US Army Indian Wars Medal of Honor recipient (1844–1927)

Sergeant Nicholas Samuel "Sam" Foran (June 3, 1844 – September 29, 1927) was an American soldier in the U.S. Army who served with the 8th U.S. Cavalry during the Apache Wars. He was one of thirty-four men who received the Medal of Honor for gallantry in several engagements against the Apache Indians in the Arizona Territory from August to October 1868.

==Biography==
Nicholas Foran was born in County Waterford, Ireland on June 3, 1844. He later emigrated to the United States and enlisted in the U.S. Army in St. Louis, Missouri in 1867. Assigned to frontier duty with the 8th U.S. Cavalry, Foran participated in the Apache Wars in the late-1860s. In the late summer and fall of 1868, Foran was part of a small cavalry detachment ordered to secure settlements and protect the Arizona Territory from Apache raiding parties. From August to October, a group of 50–60 cavalry troopers from Companies B and L frequently fought the Apache during their patrols. Cavalrymen such as Foran experienced ambushes and sniper attacks from hidden ravines. After the campaign's end, he and thirty-four other men received the Medal of Honor for "bravery in scouts and actions against Indians". The award presentation, held on July 24, 1869, was one of the largest held at the time.

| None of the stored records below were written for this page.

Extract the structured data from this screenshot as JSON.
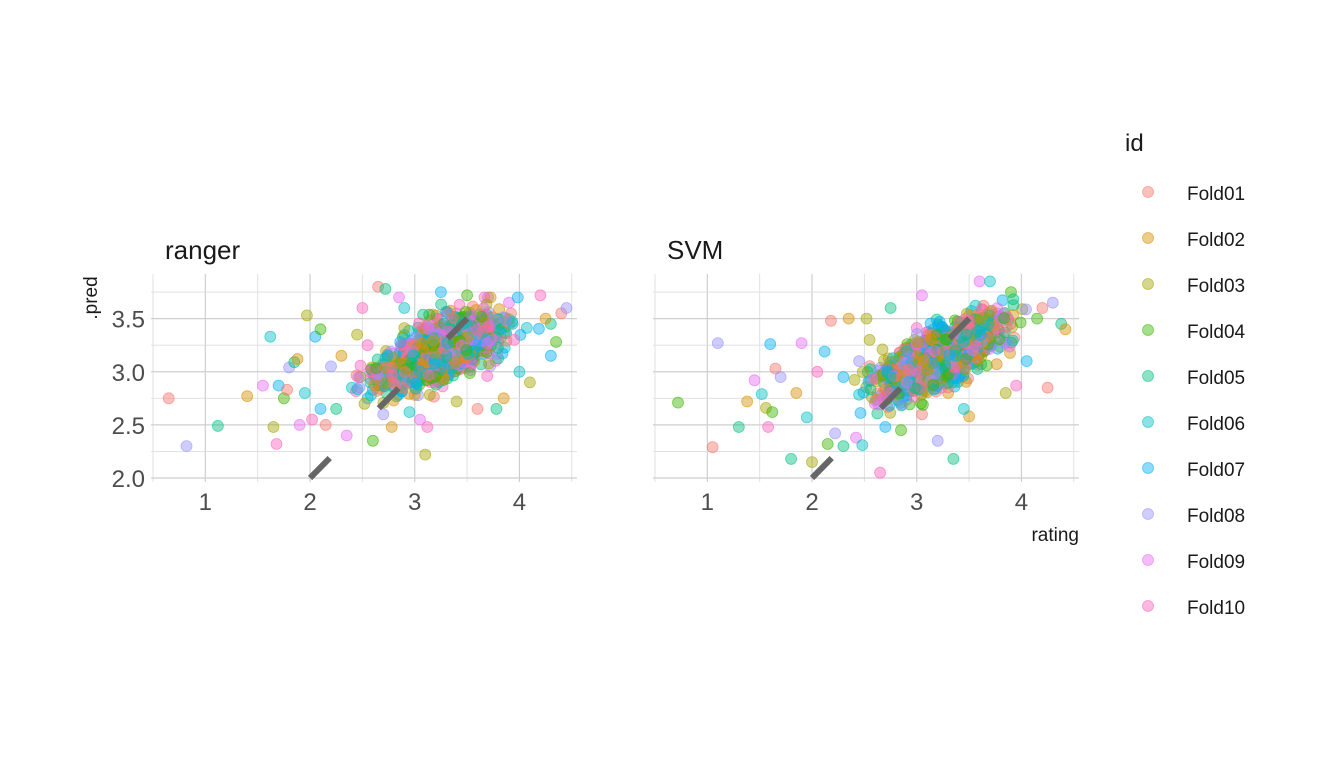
{
  "chart_data": {
    "type": "scatter",
    "facets": [
      "ranger",
      "SVM"
    ],
    "xlabel": "rating",
    "ylabel": ".pred",
    "xlim": [
      0.5,
      4.55
    ],
    "ylim": [
      2.0,
      3.92
    ],
    "x_ticks": [
      "1",
      "2",
      "3",
      "4"
    ],
    "y_ticks": [
      "2.0",
      "2.5",
      "3.0",
      "3.5"
    ],
    "grid": true,
    "reference_line": {
      "style": "dashed",
      "slope": 1,
      "intercept": 0,
      "color": "#666666"
    },
    "legend": {
      "title": "id",
      "position": "right",
      "entries": [
        "Fold01",
        "Fold02",
        "Fold03",
        "Fold04",
        "Fold05",
        "Fold06",
        "Fold07",
        "Fold08",
        "Fold09",
        "Fold10"
      ],
      "colors": [
        "#F8766D",
        "#D89000",
        "#A3A500",
        "#39B600",
        "#00BF7D",
        "#00BFC4",
        "#00B0F6",
        "#9590FF",
        "#E76BF3",
        "#FF62BC"
      ]
    },
    "series": [
      {
        "facet": "ranger",
        "points": [
          [
            0.65,
            2.75
          ],
          [
            0.82,
            2.3
          ],
          [
            1.12,
            2.49
          ],
          [
            1.4,
            2.77
          ],
          [
            1.55,
            2.87
          ],
          [
            1.62,
            3.33
          ],
          [
            1.65,
            2.48
          ],
          [
            1.68,
            2.32
          ],
          [
            1.7,
            2.87
          ],
          [
            1.75,
            2.75
          ],
          [
            1.78,
            2.83
          ],
          [
            1.8,
            3.04
          ],
          [
            1.85,
            3.09
          ],
          [
            1.88,
            3.12
          ],
          [
            1.9,
            2.5
          ],
          [
            1.95,
            2.8
          ],
          [
            1.97,
            3.53
          ],
          [
            2.02,
            2.55
          ],
          [
            2.05,
            3.33
          ],
          [
            2.1,
            3.4
          ],
          [
            2.15,
            2.5
          ],
          [
            2.2,
            3.05
          ],
          [
            2.25,
            2.65
          ],
          [
            2.3,
            3.15
          ],
          [
            2.35,
            2.4
          ],
          [
            2.4,
            2.85
          ],
          [
            2.45,
            3.35
          ],
          [
            2.5,
            3.6
          ],
          [
            2.55,
            2.75
          ],
          [
            2.6,
            2.35
          ],
          [
            2.65,
            3.8
          ],
          [
            2.7,
            2.6
          ],
          [
            2.72,
            3.78
          ],
          [
            2.78,
            2.48
          ],
          [
            2.85,
            3.7
          ],
          [
            2.95,
            2.62
          ],
          [
            3.1,
            2.22
          ],
          [
            3.12,
            2.48
          ],
          [
            3.25,
            3.75
          ],
          [
            3.5,
            3.72
          ],
          [
            3.6,
            2.65
          ],
          [
            3.7,
            3.7
          ],
          [
            3.78,
            2.65
          ],
          [
            3.85,
            2.75
          ],
          [
            3.9,
            3.65
          ],
          [
            4.0,
            3.0
          ],
          [
            4.1,
            2.9
          ],
          [
            4.2,
            3.72
          ],
          [
            4.3,
            3.15
          ],
          [
            4.35,
            3.28
          ],
          [
            4.4,
            3.55
          ],
          [
            4.45,
            3.6
          ],
          [
            4.3,
            3.45
          ],
          [
            4.25,
            3.5
          ],
          [
            3.05,
            2.55
          ],
          [
            2.9,
            3.6
          ],
          [
            3.4,
            2.72
          ],
          [
            2.55,
            3.25
          ],
          [
            2.1,
            2.65
          ],
          [
            2.48,
            2.95
          ]
        ],
        "cloud": {
          "x_range": [
            2.25,
            4.35
          ],
          "y_range": [
            2.65,
            3.7
          ],
          "slope": 0.42,
          "center": [
            3.25,
            3.2
          ]
        }
      },
      {
        "facet": "SVM",
        "points": [
          [
            0.72,
            2.71
          ],
          [
            1.05,
            2.29
          ],
          [
            1.1,
            3.27
          ],
          [
            1.3,
            2.48
          ],
          [
            1.38,
            2.72
          ],
          [
            1.45,
            2.92
          ],
          [
            1.52,
            2.79
          ],
          [
            1.56,
            2.66
          ],
          [
            1.58,
            2.48
          ],
          [
            1.6,
            3.26
          ],
          [
            1.62,
            2.62
          ],
          [
            1.65,
            3.03
          ],
          [
            1.7,
            2.95
          ],
          [
            1.8,
            2.18
          ],
          [
            1.85,
            2.8
          ],
          [
            1.9,
            3.27
          ],
          [
            1.95,
            2.57
          ],
          [
            2.0,
            2.15
          ],
          [
            2.05,
            3.0
          ],
          [
            2.12,
            3.19
          ],
          [
            2.15,
            2.32
          ],
          [
            2.18,
            3.48
          ],
          [
            2.22,
            2.42
          ],
          [
            2.3,
            2.3
          ],
          [
            2.35,
            3.5
          ],
          [
            2.42,
            2.38
          ],
          [
            2.48,
            2.31
          ],
          [
            2.52,
            3.5
          ],
          [
            2.65,
            2.05
          ],
          [
            2.7,
            2.48
          ],
          [
            2.85,
            2.45
          ],
          [
            3.05,
            2.6
          ],
          [
            3.2,
            2.35
          ],
          [
            3.35,
            2.18
          ],
          [
            3.5,
            2.58
          ],
          [
            3.6,
            3.85
          ],
          [
            3.7,
            3.85
          ],
          [
            3.85,
            2.8
          ],
          [
            3.95,
            2.87
          ],
          [
            4.05,
            3.1
          ],
          [
            4.15,
            3.5
          ],
          [
            4.25,
            2.85
          ],
          [
            4.3,
            3.65
          ],
          [
            4.38,
            3.45
          ],
          [
            4.42,
            3.4
          ],
          [
            3.05,
            3.72
          ],
          [
            3.45,
            2.65
          ],
          [
            2.55,
            3.3
          ],
          [
            2.6,
            2.7
          ],
          [
            2.3,
            2.95
          ],
          [
            3.9,
            3.75
          ],
          [
            4.2,
            3.6
          ],
          [
            2.45,
            3.1
          ],
          [
            2.75,
            3.6
          ],
          [
            3.3,
            2.8
          ]
        ],
        "cloud": {
          "x_range": [
            2.2,
            4.35
          ],
          "y_range": [
            2.55,
            3.7
          ],
          "slope": 0.48,
          "center": [
            3.25,
            3.15
          ]
        }
      }
    ]
  }
}
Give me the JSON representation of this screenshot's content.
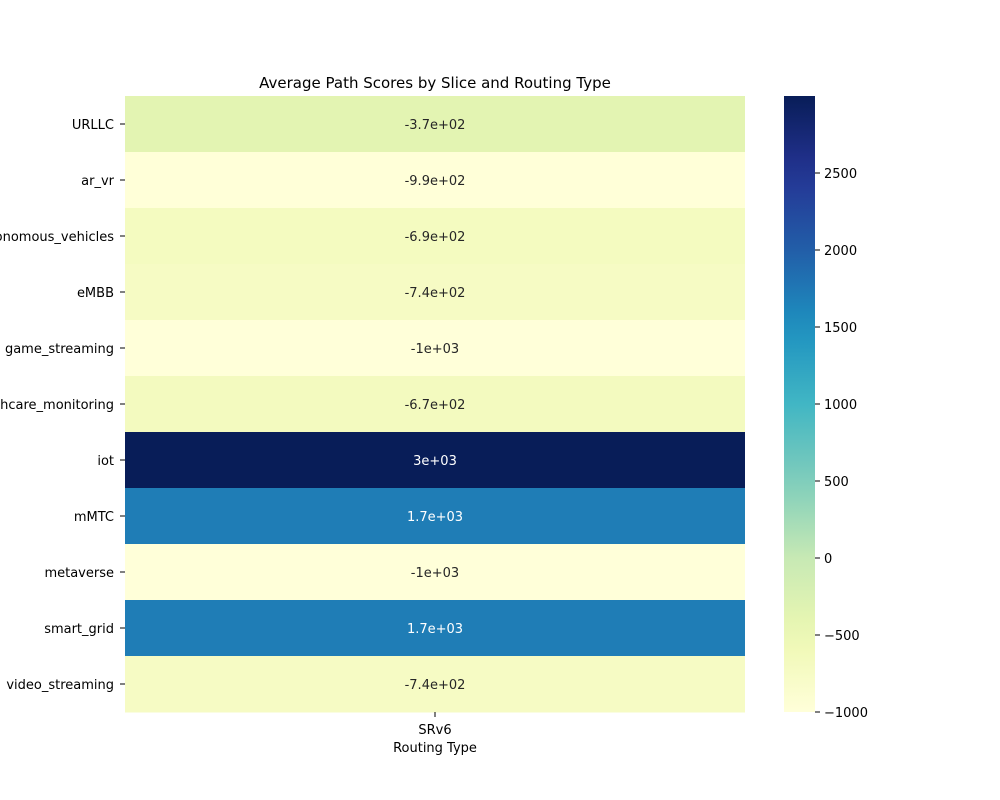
{
  "chart_data": {
    "type": "heatmap",
    "title": "Average Path Scores by Slice and Routing Type",
    "xlabel": "Routing Type",
    "ylabel": "",
    "columns": [
      "SRv6"
    ],
    "rows": [
      "URLLC",
      "ar_vr",
      "autonomous_vehicles",
      "eMBB",
      "game_streaming",
      "healthcare_monitoring",
      "iot",
      "mMTC",
      "metaverse",
      "smart_grid",
      "video_streaming"
    ],
    "values": [
      [
        -370
      ],
      [
        -990
      ],
      [
        -690
      ],
      [
        -740
      ],
      [
        -1000
      ],
      [
        -670
      ],
      [
        3000
      ],
      [
        1700
      ],
      [
        -1000
      ],
      [
        1700
      ],
      [
        -740
      ]
    ],
    "annotations": [
      [
        "-3.7e+02"
      ],
      [
        "-9.9e+02"
      ],
      [
        "-6.9e+02"
      ],
      [
        "-7.4e+02"
      ],
      [
        "-1e+03"
      ],
      [
        "-6.7e+02"
      ],
      [
        "3e+03"
      ],
      [
        "1.7e+03"
      ],
      [
        "-1e+03"
      ],
      [
        "1.7e+03"
      ],
      [
        "-7.4e+02"
      ]
    ],
    "colorbar": {
      "colormap": "YlGnBu",
      "range": [
        -1000,
        3000
      ],
      "ticks": [
        -1000,
        -500,
        0,
        500,
        1000,
        1500,
        2000,
        2500
      ],
      "tick_labels": [
        "−1000",
        "−500",
        "0",
        "500",
        "1000",
        "1500",
        "2000",
        "2500"
      ]
    }
  }
}
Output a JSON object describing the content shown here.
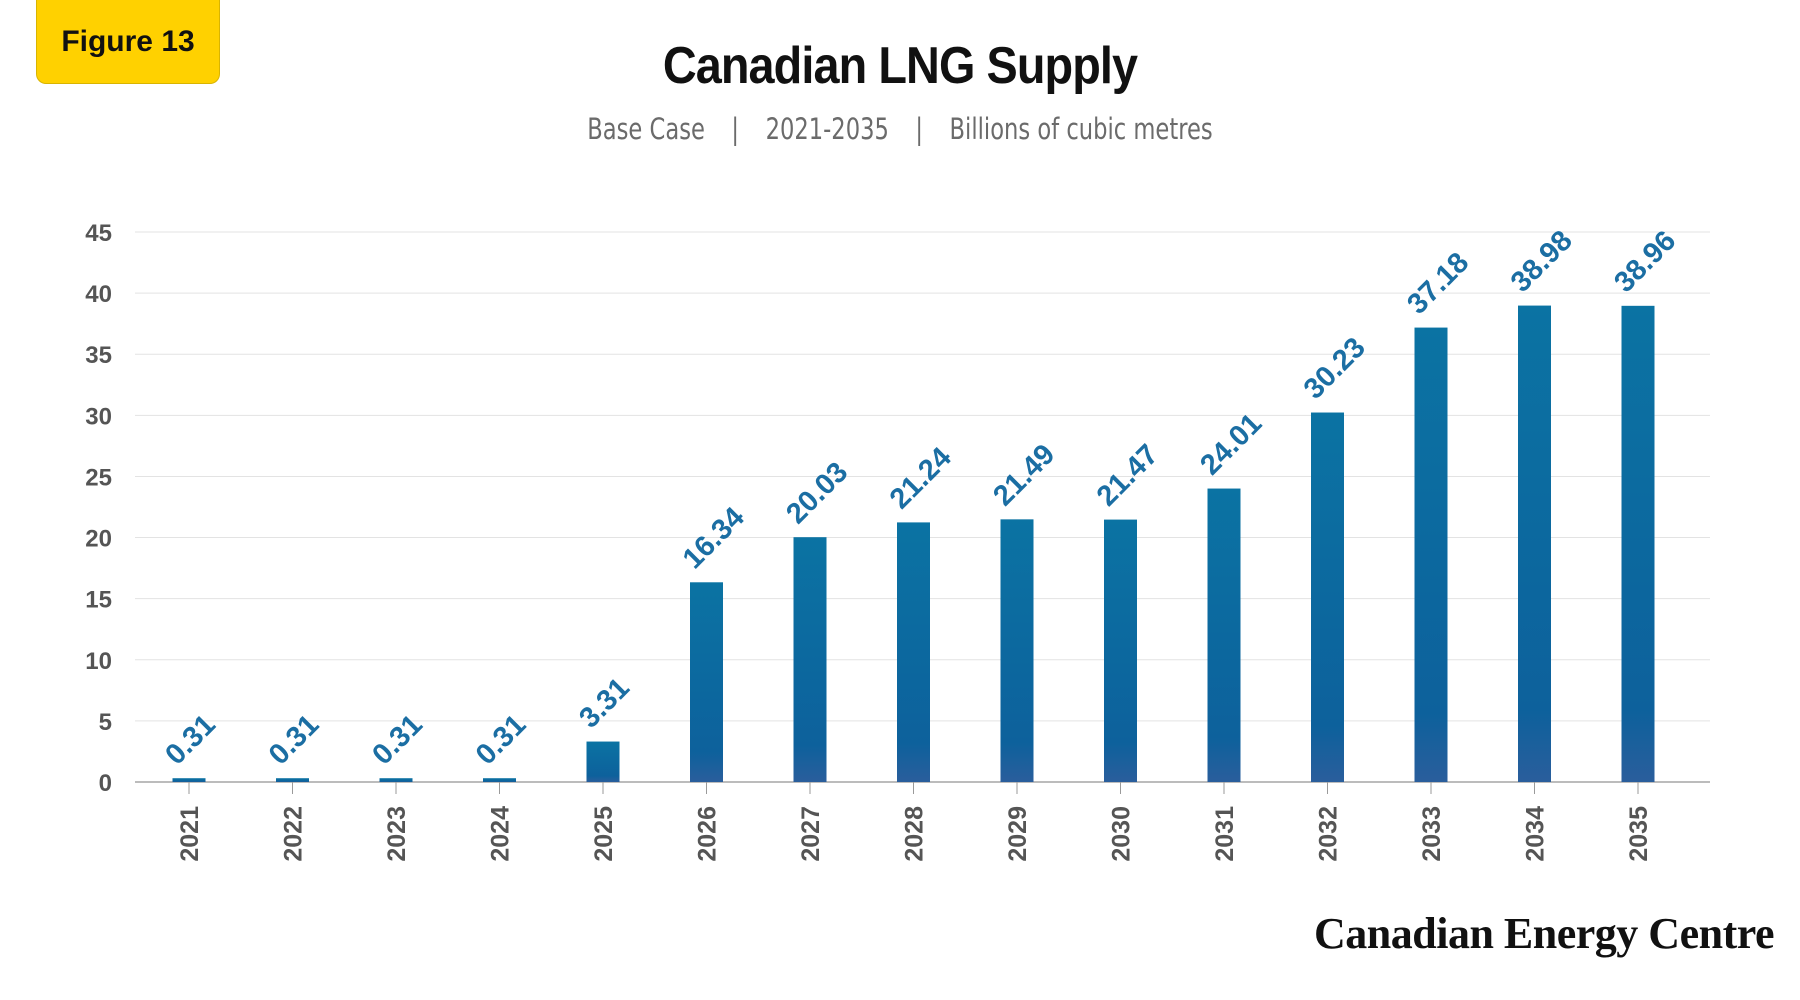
{
  "figure_label": "Figure 13",
  "footer": {
    "brand": "Canadian Energy Centre"
  },
  "colors": {
    "bar": "#1a6fa0",
    "label": "#1b6ea3",
    "badge": "#ffd100"
  },
  "chart_data": {
    "type": "bar",
    "title": "Canadian LNG Supply",
    "subtitle": [
      "Base Case",
      "2021-2035",
      "Billions of cubic metres"
    ],
    "xlabel": "",
    "ylabel": "",
    "ylim": [
      0,
      45
    ],
    "yticks": [
      0,
      5,
      10,
      15,
      20,
      25,
      30,
      35,
      40,
      45
    ],
    "grid": true,
    "categories": [
      "2021",
      "2022",
      "2023",
      "2024",
      "2025",
      "2026",
      "2027",
      "2028",
      "2029",
      "2030",
      "2031",
      "2032",
      "2033",
      "2034",
      "2035"
    ],
    "values": [
      0.31,
      0.31,
      0.31,
      0.31,
      3.31,
      16.34,
      20.03,
      21.24,
      21.49,
      21.47,
      24.01,
      30.23,
      37.18,
      38.98,
      38.96
    ],
    "data_labels": [
      "0.31",
      "0.31",
      "0.31",
      "0.31",
      "3.31",
      "16.34",
      "20.03",
      "21.24",
      "21.49",
      "21.47",
      "24.01",
      "30.23",
      "37.18",
      "38.98",
      "38.96"
    ]
  }
}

Foran was later posted to Fort Whipple in Prescott, Arizona. In 1872, he was finally discharged from Fort Union, New Mexico at the rank of sergeant. Returning to Arizona, he worked the mines in the McCabe district for 35 years before permanently settling in Prescott. His home at 144 North Granite Street, which no longer exists, was opened to the poor and said to be a "haven for all". Foran died in Prescott on September 29, 1927, at the age of 83. He was interred at Prescott National Cemetery. His a biography of his life, in which he was praised as a "typical trail blazer and a Western pioneer", was published in the Evening Courier three days after his death.

On May 27, 1984, a new headstone officially recognizing Foran as an MOH recipient was placed at his gravesite. Although a special government project had started marking gravesites in 1976, it took nearly 8 years before Foran was confirmed as an award recipient in the fall of 1983 by the Medal of Honor Historical Society in Alexandria, Virginia.

==Medal of Honor citation==
Rank and organization: Private, Company L, 8th U.S. Cavalry. Place and date: Arizona, August to October 1868. Entered service at:------. Birth: Ireland. Date of issue: July 24, 1869.

Citation:

Bravery in scouts and actions against Indians.